The industry has welcomed the Pensions and Lifetime Savings Association’s retirement income standards, but experts warn current minimum contribution levels are not enough to get savers over the line from a moderate to a comfortable lifestyle standard.

A 25-year-old earning £28,000 a year and making pension contributions of 8 per cent could expect an annual income of £15,000 at retirement including the state pension, significantly more than PLSA’s minimum income standard.

However, if the same individual was looking to get closer to the PLSA’s moderate target of £20,200, they would need to up their contributions to at least 12 per cent to earn them £18,000 a year, according to Michael Ambery, head of defined contribution provider relations at Hymans Robertson.

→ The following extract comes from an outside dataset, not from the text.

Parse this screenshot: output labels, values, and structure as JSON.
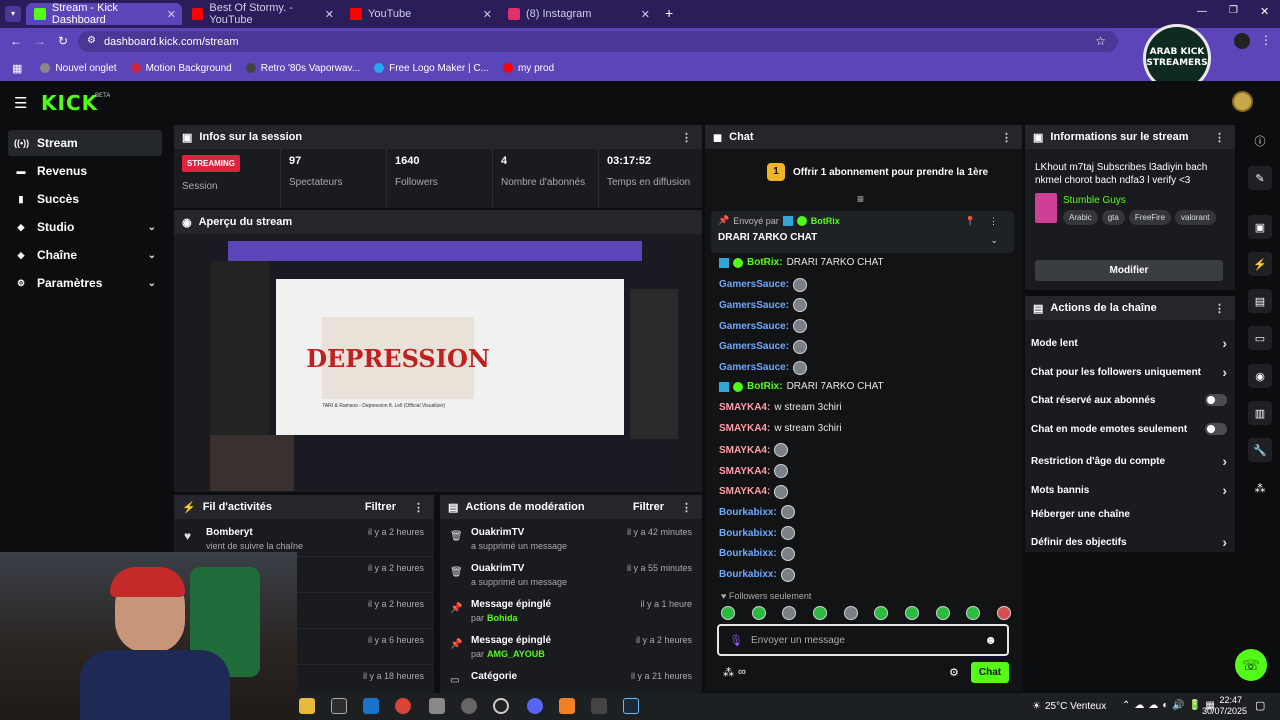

The PLSA retirement expenditure standards unveiled today revealed a single person will need £10,200 a year in retirement in expenditure income to achieve a minimum living standard, £20,200 for a moderate living standard, and £33,000 a year for a comfortable lifestyle.

The targets announced by the PLSA are a fantastic step forward and will go a long way towards addressing the current savings crisis

Michael Ambery, Hymans Robertson

Comfortable retirement could be aspirational

The standards can be summarised as 10k-20k-30k for individuals and 15k-30k-45k for couples, and the PLSA has called on the industry and schemes representing 90 per cent of active savers to adopt the new standards by 2025.

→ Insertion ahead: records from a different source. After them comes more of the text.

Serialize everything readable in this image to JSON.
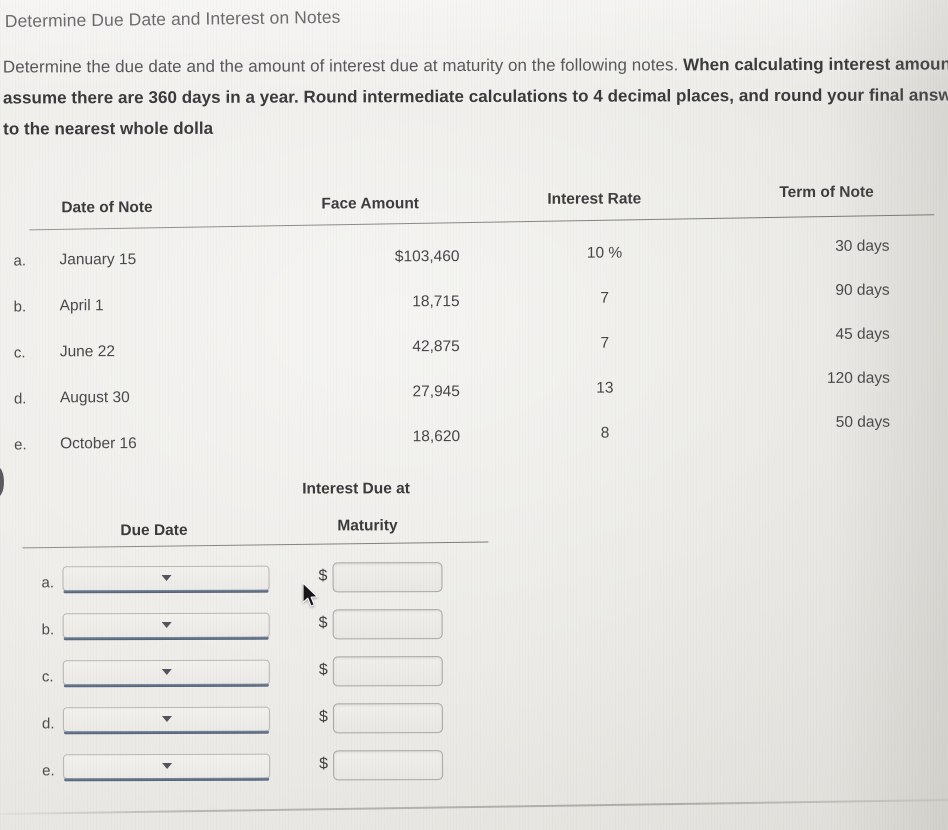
{
  "title": "Determine Due Date and Interest on Notes",
  "prompt": {
    "lead": "Determine the due date and the amount of interest due at maturity on the following notes. ",
    "strong": "When calculating interest amounts, assume there are 360 days in a year. Round intermediate calculations to 4 decimal places, and round your final answers to the nearest whole dolla"
  },
  "notes_table": {
    "headers": {
      "date_of_note": "Date of Note",
      "face_amount": "Face Amount",
      "interest_rate": "Interest Rate",
      "term_of_note": "Term of Note"
    },
    "rows": [
      {
        "letter": "a.",
        "date": "January 15",
        "face": "$103,460",
        "rate": "10 %",
        "term": "30 days"
      },
      {
        "letter": "b.",
        "date": "April 1",
        "face": "18,715",
        "rate": "7",
        "term": "90 days"
      },
      {
        "letter": "c.",
        "date": "June 22",
        "face": "42,875",
        "rate": "7",
        "term": "45 days"
      },
      {
        "letter": "d.",
        "date": "August 30",
        "face": "27,945",
        "rate": "13",
        "term": "120 days"
      },
      {
        "letter": "e.",
        "date": "October 16",
        "face": "18,620",
        "rate": "8",
        "term": "50 days"
      }
    ]
  },
  "answers": {
    "headers": {
      "interest_due_at": "Interest Due at",
      "due_date": "Due Date",
      "maturity": "Maturity"
    },
    "dollar_sign": "$",
    "select_placeholder": "",
    "amount_placeholder": "",
    "rows": [
      {
        "letter": "a.",
        "due_date_value": "",
        "amount_value": ""
      },
      {
        "letter": "b.",
        "due_date_value": "",
        "amount_value": ""
      },
      {
        "letter": "c.",
        "due_date_value": "",
        "amount_value": ""
      },
      {
        "letter": "d.",
        "due_date_value": "",
        "amount_value": ""
      },
      {
        "letter": "e.",
        "due_date_value": "",
        "amount_value": ""
      }
    ]
  },
  "edge_glyph": ")",
  "colors": {
    "paper": "#ebe9e5",
    "text": "#4a494b",
    "heading": "#3b3a3c",
    "select_underline": "#4e5d73",
    "rule": "#6f6e6c"
  }
}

Mr Ambery said: “By pairing target lifestyles to an annual income, savers can start to seriously consider what they’ll need to live off when they retire, and how best to achieve that.

“There’s no doubt that the introduction of pensions auto-enrolment contributions have been incredibly successful at getting people to start saving.”

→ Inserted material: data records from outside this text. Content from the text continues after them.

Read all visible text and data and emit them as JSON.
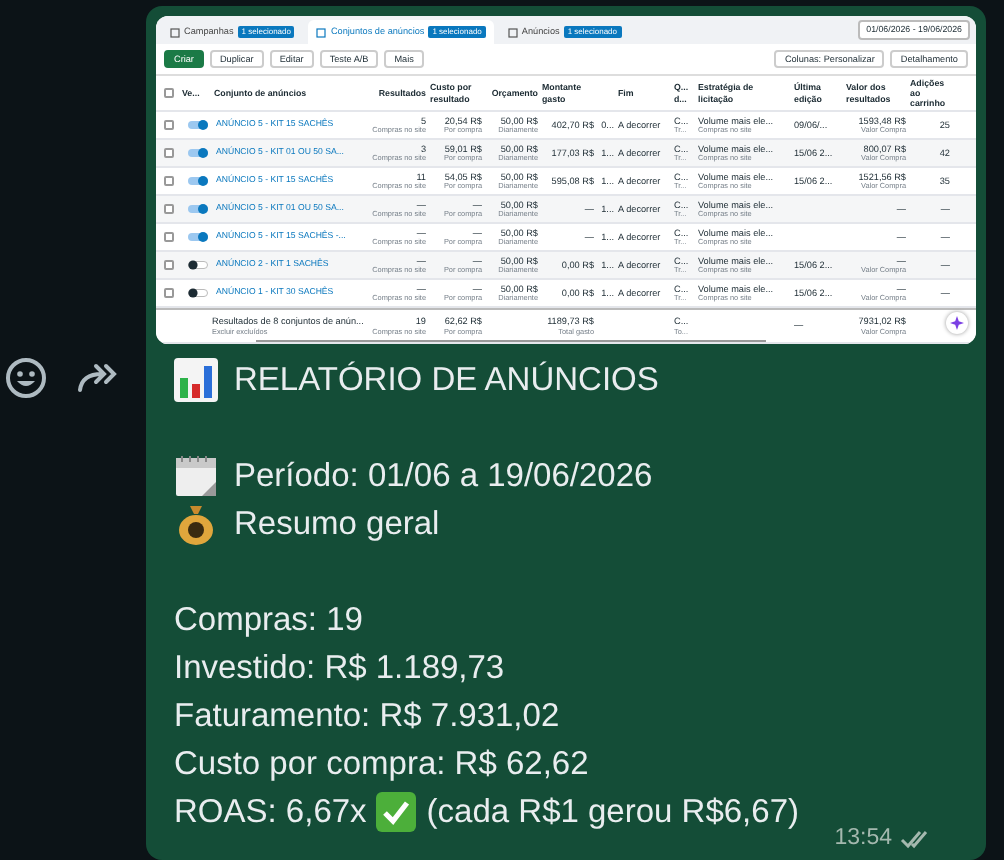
{
  "screenshot": {
    "tabs": [
      {
        "label": "Campanhas",
        "chip": "1 selecionado",
        "selected": false
      },
      {
        "label": "Conjuntos de anúncios",
        "chip": "1 selecionado",
        "selected": true
      },
      {
        "label": "Anúncios",
        "chip": "1 selecionado",
        "selected": false
      }
    ],
    "date_range": "01/06/2026 - 19/06/2026",
    "toolbar": {
      "left": [
        "Criar",
        "Duplicar",
        "Editar",
        "Teste A/B",
        "Mais"
      ],
      "right": [
        "Colunas: Personalizar",
        "Detalhamento"
      ]
    },
    "select_all": {
      "selected": false
    },
    "fixed_columns": [
      "Ve...",
      "Conjunto de anúncios"
    ],
    "columns": [
      {
        "header": "Resultados"
      },
      {
        "header": "Custo por resultado"
      },
      {
        "header": "Orçamento"
      },
      {
        "header": "Montante gasto"
      },
      {},
      {
        "header": "Fim"
      },
      {
        "header": "Q... d..."
      },
      {
        "header": "Estratégia de licitação"
      },
      {
        "header": "Última edição"
      },
      {
        "header": "Valor dos resultados"
      },
      {
        "header": "Adições ao carrinho"
      }
    ],
    "rows": [
      {
        "selected": false,
        "on": true,
        "name": "ANÚNCIO 5 - KIT 15 SACHÊS",
        "cells": [
          {
            "main": "5",
            "sub": "Compras no site"
          },
          {
            "main": "20,54 R$",
            "sub": "Por compra"
          },
          {
            "main": "50,00 R$",
            "sub": "Diariamente"
          },
          {
            "main": "402,70 R$"
          },
          {
            "main": "0..."
          },
          {
            "main": "A decorrer"
          },
          {
            "main": "C...",
            "sub": "Tr..."
          },
          {
            "main": "Volume mais ele...",
            "sub": "Compras no site"
          },
          {
            "main": "09/06/..."
          },
          {
            "main": "1593,48 R$",
            "sub": "Valor Compra"
          },
          {
            "main": "25"
          }
        ]
      },
      {
        "selected": false,
        "on": true,
        "name": "ANÚNCIO 5 - KIT 01 OU 50 SA...",
        "cells": [
          {
            "main": "3",
            "sub": "Compras no site"
          },
          {
            "main": "59,01 R$",
            "sub": "Por compra"
          },
          {
            "main": "50,00 R$",
            "sub": "Diariamente"
          },
          {
            "main": "177,03 R$"
          },
          {
            "main": "1..."
          },
          {
            "main": "A decorrer"
          },
          {
            "main": "C...",
            "sub": "Tr..."
          },
          {
            "main": "Volume mais ele...",
            "sub": "Compras no site"
          },
          {
            "main": "15/06 2..."
          },
          {
            "main": "800,07 R$",
            "sub": "Valor Compra"
          },
          {
            "main": "42"
          }
        ]
      },
      {
        "selected": false,
        "on": true,
        "name": "ANÚNCIO 5 - KIT 15 SACHÊS",
        "cells": [
          {
            "main": "11",
            "sub": "Compras no site"
          },
          {
            "main": "54,05 R$",
            "sub": "Por compra"
          },
          {
            "main": "50,00 R$",
            "sub": "Diariamente"
          },
          {
            "main": "595,08 R$"
          },
          {
            "main": "1..."
          },
          {
            "main": "A decorrer"
          },
          {
            "main": "C...",
            "sub": "Tr..."
          },
          {
            "main": "Volume mais ele...",
            "sub": "Compras no site"
          },
          {
            "main": "15/06 2..."
          },
          {
            "main": "1521,56 R$",
            "sub": "Valor Compra"
          },
          {
            "main": "35"
          }
        ]
      },
      {
        "selected": false,
        "on": true,
        "name": "ANÚNCIO 5 - KIT 01 OU 50 SA...",
        "cells": [
          {
            "main": "—",
            "sub": "Compras no site"
          },
          {
            "main": "—",
            "sub": "Por compra"
          },
          {
            "main": "50,00 R$",
            "sub": "Diariamente"
          },
          {
            "main": "—"
          },
          {
            "main": "1..."
          },
          {
            "main": "A decorrer"
          },
          {
            "main": "C...",
            "sub": "Tr..."
          },
          {
            "main": "Volume mais ele...",
            "sub": "Compras no site"
          },
          null,
          {
            "main": "—"
          },
          {
            "main": "—"
          }
        ]
      },
      {
        "selected": false,
        "on": true,
        "name": "ANÚNCIO 5 - KIT 15 SACHÊS -...",
        "cells": [
          {
            "main": "—",
            "sub": "Compras no site"
          },
          {
            "main": "—",
            "sub": "Por compra"
          },
          {
            "main": "50,00 R$",
            "sub": "Diariamente"
          },
          {
            "main": "—"
          },
          {
            "main": "1..."
          },
          {
            "main": "A decorrer"
          },
          {
            "main": "C...",
            "sub": "Tr..."
          },
          {
            "main": "Volume mais ele...",
            "sub": "Compras no site"
          },
          null,
          {
            "main": "—"
          },
          {
            "main": "—"
          }
        ]
      },
      {
        "selected": false,
        "on": false,
        "name": "ANÚNCIO 2 - KIT 1 SACHÊS",
        "cells": [
          {
            "main": "—",
            "sub": "Compras no site"
          },
          {
            "main": "—",
            "sub": "Por compra"
          },
          {
            "main": "50,00 R$",
            "sub": "Diariamente"
          },
          {
            "main": "0,00 R$"
          },
          {
            "main": "1..."
          },
          {
            "main": "A decorrer"
          },
          {
            "main": "C...",
            "sub": "Tr..."
          },
          {
            "main": "Volume mais ele...",
            "sub": "Compras no site"
          },
          {
            "main": "15/06 2..."
          },
          {
            "main": "—",
            "sub": "Valor Compra"
          },
          {
            "main": "—"
          }
        ]
      },
      {
        "selected": false,
        "on": false,
        "name": "ANÚNCIO 1 - KIT 30 SACHÊS",
        "cells": [
          {
            "main": "—",
            "sub": "Compras no site"
          },
          {
            "main": "—",
            "sub": "Por compra"
          },
          {
            "main": "50,00 R$",
            "sub": "Diariamente"
          },
          {
            "main": "0,00 R$"
          },
          {
            "main": "1..."
          },
          {
            "main": "A decorrer"
          },
          {
            "main": "C...",
            "sub": "Tr..."
          },
          {
            "main": "Volume mais ele...",
            "sub": "Compras no site"
          },
          {
            "main": "15/06 2..."
          },
          {
            "main": "—",
            "sub": "Valor Compra"
          },
          {
            "main": "—"
          }
        ]
      }
    ],
    "footer": {
      "name": "Resultados de 8 conjuntos de anún...",
      "sub": "Excluir excluídos",
      "cells": [
        {
          "main": "19",
          "sub": "Compras no site"
        },
        {
          "main": "62,62 R$",
          "sub": "Por compra"
        },
        null,
        {
          "main": "1189,73 R$",
          "sub": "Total gasto"
        },
        null,
        null,
        {
          "main": "C...",
          "sub": "To..."
        },
        null,
        {
          "main": "—"
        },
        {
          "main": "7931,02 R$",
          "sub": "Valor Compra"
        },
        null
      ]
    }
  },
  "message": {
    "title": "RELATÓRIO DE ANÚNCIOS",
    "period": "Período: 01/06 a 19/06/2026",
    "summary_heading": "Resumo geral",
    "lines": [
      "Compras: 19",
      "Investido: R$ 1.189,73",
      "Faturamento: R$ 7.931,02",
      "Custo por compra: R$ 62,62"
    ],
    "roas": {
      "label": "ROAS: 6,67x",
      "note": "(cada R$1 gerou R$6,67)"
    },
    "time": "13:54",
    "read": false
  }
}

He added: “But it’s also clear that, as a nation, we are still far from being able to say ‘job done’. 

“The targets announced by the PLSA are a fantastic step forward and will go a long way towards addressing the current savings crisis.”

A comfortable retirement is likely to be aspirational for all but the fortunate few paying large contributions over a long period, according to Mr Ambery.

He said: “The minimum is exactly that and we would expect all schemes to set that as a floor under which they would not want members to fall.  

“Then with clear guidance and support, we can help people get towards or even above the moderate amount.”

Pensioner poverty risk minimised

Nigel Peaple, director of policy and research at PLSA, said it was reassuring that most members receiving a full state pension of around £8,7000, plus AE pensions, should be able to achieve the minimum standard.

He suggested that topping up minimum contribution rates to 12 per cent would then generally leave members halfway between the minimum and moderate standards, and that an important follow-up question to ask a member would be: ‘What is preventing you from moving up in the standards?’

Matthew Binnington, business development manager at PTL, said the targets will help members to genuinely envision their future self and what their retirement will look like in terms of practical commodities and choice.  

He said: “These standards have the potential to become part of the national dialogue in the same way as ‘five a day’ has and, in doing so, dramatically shift public engagement with pension saving by helping individuals to better envision their future.

“In turn, this should result in more informed contribution engagement, better and more proactive investment decisions to suit individual needs, and better retirement incomes.”

Adopting the standards

Some 22 organisations within the industry have already adopted the standards and will seek to include them in online pension calculators and benchmarks to help members calculate what they need to achieve their desired outcomes. 

While the standards do not include care costs, rent and mortgage expenditures, members will be able to add to and personalise the targets through pension providers’ websites once adopted. 

10k-20k-30k: PLSA launches new retirement living standards

The Pensions and Lifetime Savings Association has launched its retirement living standards, an attempt to translate savings targets into a description of the quality of life they will actually enjoy in later life. Read more

Members will also be able to adjust for a range of inputs, including salary, retirement ages, history of saving and lifestyle elements, to help predict and explain how saving more can help change their retirement outcomes. 

The Money and Pensions Service will adopt the standards in its own calculator, and the objective is for them to be included within the long-awaited pensions dashboard.